Returning to my shameless self-promotion in the opening paragraph, the reason why I mention this new show is because I was interested in how Planet Dinosaur would show its paradata, compared to the Walking With series. As much as I loved the Walking With series, I have them all on DVD and I was even lucky enough to see the amazing live show, the series toed the line between fact inspired reconstruction and purely a work of entertainment. Inaccuracies aside (of which there were some), it is entirely understandable why series like these do use dramatic license to perhaps push beyond reasonable extrapolation and reconstruction. If the show makers stick to only the most watertight concrete empirical facts about dinosaurs, the show is a)very very boring and b)doesn’t reflect the way palaeobiologists work. Science is a self improving system, reconstructions and models are made on sound basis with current information. New discoveries or interpretations may change the consensus. That’s absolutely fine. What I do find problematic is when the paradata isn’t made available to watchers of these series, especially as these shows are billed as educational and presented in the same style as other educational programmes.

Planet Dinosaur does a great job of showing the paradata in the programme, the on screen action pauses and mini screens pop up to show the evidence for the dinosaur behaviour we’ve just seen happen on screen. Even a dinosaur fan such as myself was halfway through calling out some of the scenes as unrealistic when BAM! The fossil evidence pops up on the TV. The programme manages to show action-packed CGI sequences then punctuates it with some seriously cool recent discoveries without slowing the pace of the programme down to a crawl.
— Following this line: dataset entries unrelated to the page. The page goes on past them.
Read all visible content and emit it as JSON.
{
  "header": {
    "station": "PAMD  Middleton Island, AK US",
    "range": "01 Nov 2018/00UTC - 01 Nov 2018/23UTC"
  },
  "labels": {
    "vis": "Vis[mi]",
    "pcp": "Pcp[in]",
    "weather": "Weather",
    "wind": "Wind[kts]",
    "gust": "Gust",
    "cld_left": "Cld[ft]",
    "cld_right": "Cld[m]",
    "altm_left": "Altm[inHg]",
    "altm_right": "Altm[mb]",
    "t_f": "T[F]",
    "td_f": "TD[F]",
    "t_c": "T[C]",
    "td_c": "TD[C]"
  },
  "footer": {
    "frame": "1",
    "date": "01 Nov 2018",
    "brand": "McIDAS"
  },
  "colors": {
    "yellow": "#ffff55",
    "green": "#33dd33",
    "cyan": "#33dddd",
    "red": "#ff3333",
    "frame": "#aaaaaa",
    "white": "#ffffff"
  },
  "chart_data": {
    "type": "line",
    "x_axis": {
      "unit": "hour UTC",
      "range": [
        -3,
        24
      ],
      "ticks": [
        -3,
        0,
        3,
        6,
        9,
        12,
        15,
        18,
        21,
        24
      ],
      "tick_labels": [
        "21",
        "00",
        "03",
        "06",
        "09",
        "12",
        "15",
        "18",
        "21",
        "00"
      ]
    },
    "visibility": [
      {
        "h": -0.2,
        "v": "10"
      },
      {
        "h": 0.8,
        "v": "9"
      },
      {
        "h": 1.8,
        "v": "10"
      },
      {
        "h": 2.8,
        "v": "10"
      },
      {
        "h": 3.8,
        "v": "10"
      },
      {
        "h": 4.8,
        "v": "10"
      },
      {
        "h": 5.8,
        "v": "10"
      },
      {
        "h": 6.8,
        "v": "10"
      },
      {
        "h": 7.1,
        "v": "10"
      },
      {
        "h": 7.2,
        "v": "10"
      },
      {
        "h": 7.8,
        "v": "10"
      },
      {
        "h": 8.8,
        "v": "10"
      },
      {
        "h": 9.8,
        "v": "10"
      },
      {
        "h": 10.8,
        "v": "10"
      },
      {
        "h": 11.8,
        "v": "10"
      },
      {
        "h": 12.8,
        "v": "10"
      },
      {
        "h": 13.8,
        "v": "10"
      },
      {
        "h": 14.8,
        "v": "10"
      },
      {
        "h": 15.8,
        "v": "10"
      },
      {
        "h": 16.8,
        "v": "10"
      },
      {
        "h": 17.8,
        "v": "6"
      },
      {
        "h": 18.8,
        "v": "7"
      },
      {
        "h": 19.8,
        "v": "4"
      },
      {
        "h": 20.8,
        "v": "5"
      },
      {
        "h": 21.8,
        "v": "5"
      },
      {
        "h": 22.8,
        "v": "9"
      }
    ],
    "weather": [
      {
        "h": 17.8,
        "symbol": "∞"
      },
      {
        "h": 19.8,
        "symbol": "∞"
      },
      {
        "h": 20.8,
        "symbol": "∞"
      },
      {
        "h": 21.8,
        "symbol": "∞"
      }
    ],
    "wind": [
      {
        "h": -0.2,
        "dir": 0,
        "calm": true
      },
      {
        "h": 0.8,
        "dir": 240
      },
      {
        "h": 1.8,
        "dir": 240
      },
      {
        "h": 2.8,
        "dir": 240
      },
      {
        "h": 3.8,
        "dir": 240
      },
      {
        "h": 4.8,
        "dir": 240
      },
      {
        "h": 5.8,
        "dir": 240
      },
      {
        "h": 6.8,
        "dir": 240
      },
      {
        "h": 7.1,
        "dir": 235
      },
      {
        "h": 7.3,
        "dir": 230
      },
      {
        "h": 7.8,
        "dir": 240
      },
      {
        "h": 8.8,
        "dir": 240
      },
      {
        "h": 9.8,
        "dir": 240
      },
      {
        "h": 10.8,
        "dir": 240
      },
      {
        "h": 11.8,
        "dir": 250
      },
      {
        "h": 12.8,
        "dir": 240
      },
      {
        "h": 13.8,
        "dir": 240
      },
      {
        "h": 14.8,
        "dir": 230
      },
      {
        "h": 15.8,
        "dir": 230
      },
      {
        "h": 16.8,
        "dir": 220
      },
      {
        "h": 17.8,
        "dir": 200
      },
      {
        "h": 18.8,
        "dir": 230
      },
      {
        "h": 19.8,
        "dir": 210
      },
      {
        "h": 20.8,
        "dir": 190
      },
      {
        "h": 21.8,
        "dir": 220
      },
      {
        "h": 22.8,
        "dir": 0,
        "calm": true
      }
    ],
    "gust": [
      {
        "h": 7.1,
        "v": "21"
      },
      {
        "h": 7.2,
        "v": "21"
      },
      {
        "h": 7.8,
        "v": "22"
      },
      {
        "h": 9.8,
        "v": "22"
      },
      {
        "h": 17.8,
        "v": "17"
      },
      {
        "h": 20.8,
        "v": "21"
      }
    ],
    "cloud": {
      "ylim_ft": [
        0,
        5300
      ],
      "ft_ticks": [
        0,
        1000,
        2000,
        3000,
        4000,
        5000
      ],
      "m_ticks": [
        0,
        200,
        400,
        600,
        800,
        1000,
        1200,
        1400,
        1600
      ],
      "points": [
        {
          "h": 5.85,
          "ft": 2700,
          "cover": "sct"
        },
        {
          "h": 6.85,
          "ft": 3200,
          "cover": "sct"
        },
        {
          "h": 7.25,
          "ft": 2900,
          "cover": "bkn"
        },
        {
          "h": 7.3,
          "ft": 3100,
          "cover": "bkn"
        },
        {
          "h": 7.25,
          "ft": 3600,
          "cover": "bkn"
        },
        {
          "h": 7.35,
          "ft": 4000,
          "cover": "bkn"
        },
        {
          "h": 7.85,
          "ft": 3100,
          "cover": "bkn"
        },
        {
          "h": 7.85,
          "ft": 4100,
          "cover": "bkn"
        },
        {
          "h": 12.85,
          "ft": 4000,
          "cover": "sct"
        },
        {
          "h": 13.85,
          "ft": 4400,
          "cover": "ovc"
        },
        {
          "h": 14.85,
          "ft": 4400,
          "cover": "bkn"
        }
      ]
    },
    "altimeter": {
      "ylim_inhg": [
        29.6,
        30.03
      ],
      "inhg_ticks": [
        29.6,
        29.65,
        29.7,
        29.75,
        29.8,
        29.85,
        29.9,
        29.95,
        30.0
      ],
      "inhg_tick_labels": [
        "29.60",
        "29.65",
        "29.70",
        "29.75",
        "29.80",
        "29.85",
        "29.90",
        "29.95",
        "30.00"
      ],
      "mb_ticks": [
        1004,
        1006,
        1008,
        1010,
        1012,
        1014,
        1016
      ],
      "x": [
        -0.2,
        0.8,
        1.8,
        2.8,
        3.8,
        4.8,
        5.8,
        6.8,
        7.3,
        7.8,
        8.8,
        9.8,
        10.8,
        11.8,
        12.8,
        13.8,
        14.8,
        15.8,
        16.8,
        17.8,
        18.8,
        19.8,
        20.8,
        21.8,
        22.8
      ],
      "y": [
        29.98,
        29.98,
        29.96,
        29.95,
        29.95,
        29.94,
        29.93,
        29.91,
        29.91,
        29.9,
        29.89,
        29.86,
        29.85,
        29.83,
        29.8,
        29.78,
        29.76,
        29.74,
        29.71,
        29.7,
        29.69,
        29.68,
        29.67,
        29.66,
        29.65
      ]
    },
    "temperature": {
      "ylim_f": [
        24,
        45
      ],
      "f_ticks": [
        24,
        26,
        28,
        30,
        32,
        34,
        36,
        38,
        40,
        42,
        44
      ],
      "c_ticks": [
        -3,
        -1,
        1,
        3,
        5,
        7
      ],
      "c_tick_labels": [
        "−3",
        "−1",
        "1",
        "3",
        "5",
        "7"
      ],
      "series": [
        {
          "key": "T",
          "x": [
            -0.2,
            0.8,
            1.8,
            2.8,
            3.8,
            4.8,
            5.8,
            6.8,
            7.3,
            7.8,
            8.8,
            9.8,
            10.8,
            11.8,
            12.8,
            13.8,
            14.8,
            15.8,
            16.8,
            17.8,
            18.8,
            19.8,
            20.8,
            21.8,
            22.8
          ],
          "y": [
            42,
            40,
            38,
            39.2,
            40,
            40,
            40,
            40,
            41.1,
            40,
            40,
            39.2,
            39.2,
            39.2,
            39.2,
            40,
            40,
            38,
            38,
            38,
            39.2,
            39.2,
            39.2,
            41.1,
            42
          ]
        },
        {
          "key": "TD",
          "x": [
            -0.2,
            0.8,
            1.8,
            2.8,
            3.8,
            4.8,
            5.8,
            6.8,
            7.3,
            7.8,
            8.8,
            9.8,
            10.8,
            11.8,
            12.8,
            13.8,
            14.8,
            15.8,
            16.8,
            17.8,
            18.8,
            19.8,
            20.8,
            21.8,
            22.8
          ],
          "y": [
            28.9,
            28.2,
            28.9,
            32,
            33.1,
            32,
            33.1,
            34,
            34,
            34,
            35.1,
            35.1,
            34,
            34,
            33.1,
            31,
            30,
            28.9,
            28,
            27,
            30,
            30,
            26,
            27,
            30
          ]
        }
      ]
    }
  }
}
I do have one complaint though. The graphics are a bit ropey in places. I know the BBC is suffering a great deal of cuts at the moment but some sequences don’t seem to be up to the level of graphic quality we expect in the most recent video games, animated films or even adverts. Technically it is impossible to apply the uncanny valley to (non avian) dinosaurs as nobody has seen one to know what they should look like but some of the dinosaurs are animated in such an ‘unnatural’ way that you know that no creature on earth ever looked or moved like that. Walking With Dinosaurs and Jurassic Park haven’t aged too well but I don’t remember ever thinking that the reconstructions were a bit chonky at the time. A minor complaint against an otherwise very watchable series.